Soni M G, Mangipudy R S, Mumtaz M M, Mehendale H M
Division of Toxicology, College of Pharmacy and Health Sciences, Northeast Louisiana University, Monroe 71209-0470, USA.
Toxicol Sci. 1998 Apr;42(2):158-65. doi: 10.1006/toxs.1998.2427.
Trichloroethylene (TCE), a widely used organic solvent and degreasing agent, is regarded as a hepatotoxicant. The objective of the present studies was to investigate whether the extent and timeliness of tissue repair has a determining influence on the ultimate outcome of hepatotoxicity. Male Sprague-Dawley rats (200-250 g) were injected with a 10-fold dose range of TCE and hepatotoxicity and tissue repair were studied during a time course of 0 to 96 h. Light microscopic changes as evaluated by H&E-stained liver sections revealed a dose-dependent necrosis of hepatic cells. Maximum liver cell necrosis was observed at 48 h after the TCE administration. However, liver injury as assessed by plasma sorbitol dehydrogenase (SDH) showed a dose response over a 10-fold dose range only at 6 h, whereas alanine aminotransferase (ALT) did not show a dose response at any of the time points studied. A low dose of TCE (250 mg/kg) showed an increase in SDH at all time points up to 96 h without peak levels, whereas higher doses showed peak only at 6 h. At later time points SDH declined but remained above normal. In vitro addition of trichloroacetic acid, a metabolite of TCE to plasma, decreased the activities of SDH and ALT indicating that metabolites formed during TCE toxicity may interfere with plasma enzyme activities in vivo. This indicates that the lack of dose-related increase in SDH and ALT activities may be because of interference by the TCE metabolite. Tissue regeneration response as measured by [3H]thymidine incorporation into hepatocellular nuclear DNA was stimulated maximally at 24 h after 500 mg/kg TCE administration. A higher dose of TCE led to a delay and diminishment in [3H]thymidine incorporation. At a low dose of TCE (250 mg/kg) [3H]thymidine incorporation peaked at 48 h and this could be attributed to very low or minimal injury caused by this dose. With higher doses tissue repair was delayed and attenuated allowing for unrestrained progression of liver injury. These results support the concept that the toxicity and repair are opposing responses and that a dose-related increase in tissue repair represents a dynamic, quantifiable compensatory mechanism.

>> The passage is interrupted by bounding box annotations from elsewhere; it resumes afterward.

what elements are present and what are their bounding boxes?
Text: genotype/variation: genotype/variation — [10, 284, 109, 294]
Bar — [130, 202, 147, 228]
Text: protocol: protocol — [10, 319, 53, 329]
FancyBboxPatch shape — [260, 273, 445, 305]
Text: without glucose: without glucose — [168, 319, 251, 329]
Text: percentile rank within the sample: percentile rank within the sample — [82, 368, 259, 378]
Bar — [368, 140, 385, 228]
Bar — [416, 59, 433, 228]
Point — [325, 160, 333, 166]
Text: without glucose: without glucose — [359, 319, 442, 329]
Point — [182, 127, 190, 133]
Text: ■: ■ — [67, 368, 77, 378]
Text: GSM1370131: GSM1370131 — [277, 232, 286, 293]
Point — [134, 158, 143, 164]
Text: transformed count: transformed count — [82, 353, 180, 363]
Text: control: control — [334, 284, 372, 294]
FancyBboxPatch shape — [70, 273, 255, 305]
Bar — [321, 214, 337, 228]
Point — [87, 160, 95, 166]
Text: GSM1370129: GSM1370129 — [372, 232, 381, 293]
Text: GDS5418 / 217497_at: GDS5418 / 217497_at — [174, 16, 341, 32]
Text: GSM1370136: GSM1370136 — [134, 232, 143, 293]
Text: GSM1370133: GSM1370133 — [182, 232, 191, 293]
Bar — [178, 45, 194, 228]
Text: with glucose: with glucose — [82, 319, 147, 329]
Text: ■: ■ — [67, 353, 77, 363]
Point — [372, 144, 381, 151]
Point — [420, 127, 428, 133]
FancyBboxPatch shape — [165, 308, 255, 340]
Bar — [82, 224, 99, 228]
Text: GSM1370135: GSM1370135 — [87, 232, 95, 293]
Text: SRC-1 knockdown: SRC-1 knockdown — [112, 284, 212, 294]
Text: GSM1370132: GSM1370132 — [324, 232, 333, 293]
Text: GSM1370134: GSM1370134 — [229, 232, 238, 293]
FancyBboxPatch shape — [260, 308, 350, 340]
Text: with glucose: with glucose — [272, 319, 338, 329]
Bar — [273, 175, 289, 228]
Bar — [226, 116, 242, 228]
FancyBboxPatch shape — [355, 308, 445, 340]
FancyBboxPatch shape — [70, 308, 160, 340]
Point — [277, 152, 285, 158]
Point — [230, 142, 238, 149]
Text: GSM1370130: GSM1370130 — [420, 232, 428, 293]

三氯乙烯(TCE)是一种广泛使用的有机溶剂和脱脂剂,被视为一种肝毒物。本研究的目的是调查组织修复的程度和及时性是否对肝毒性的最终结果具有决定性影响。将体重200 - 250克的雄性Sprague-Dawley大鼠注射10倍剂量范围的TCE,并在0至96小时的时间进程中研究肝毒性和组织修复情况。通过苏木精和伊红(H&E)染色的肝脏切片评估的光镜变化显示肝细胞呈剂量依赖性坏死。在给予TCE后48小时观察到最大程度的肝细胞坏死。然而,通过血浆山梨醇脱氢酶(SDH)评估的肝损伤仅在6小时时在10倍剂量范围内呈现剂量反应,而丙氨酸氨基转移酶(ALT)在研究的任何时间点均未显示剂量反应。低剂量的TCE(250毫克/千克)在直至96小时的所有时间点均显示SDH升高且无峰值水平,而较高剂量仅在6小时时出现峰值。在随后的时间点,SDH下降但仍高于正常水平。在体外将TCE的代谢产物三氯乙酸添加到血浆中,会降低SDH和ALT的活性,这表明TCE毒性过程中形成的代谢产物可能在体内干扰血浆酶活性。这表明SDH和ALT活性缺乏剂量相关的增加可能是由于TCE代谢产物的干扰。通过将[³H]胸腺嘧啶掺入肝细胞核DNA来测量的组织再生反应在给予500毫克/千克TCE后24小时受到最大刺激。更高剂量的TCE导致[³H]胸腺嘧啶掺入延迟和减少。在低剂量的TCE(250毫克/千克)下,[³H]胸腺嘧啶掺入在48小时达到峰值,这可归因于该剂量引起的极低或最小损伤。随着剂量增加,组织修复延迟且减弱,从而使肝损伤不受控制地进展。这些结果支持这样的概念,即毒性和修复是相反反应,并且组织修复的剂量相关增加代表一种动态、可量化的补偿机制。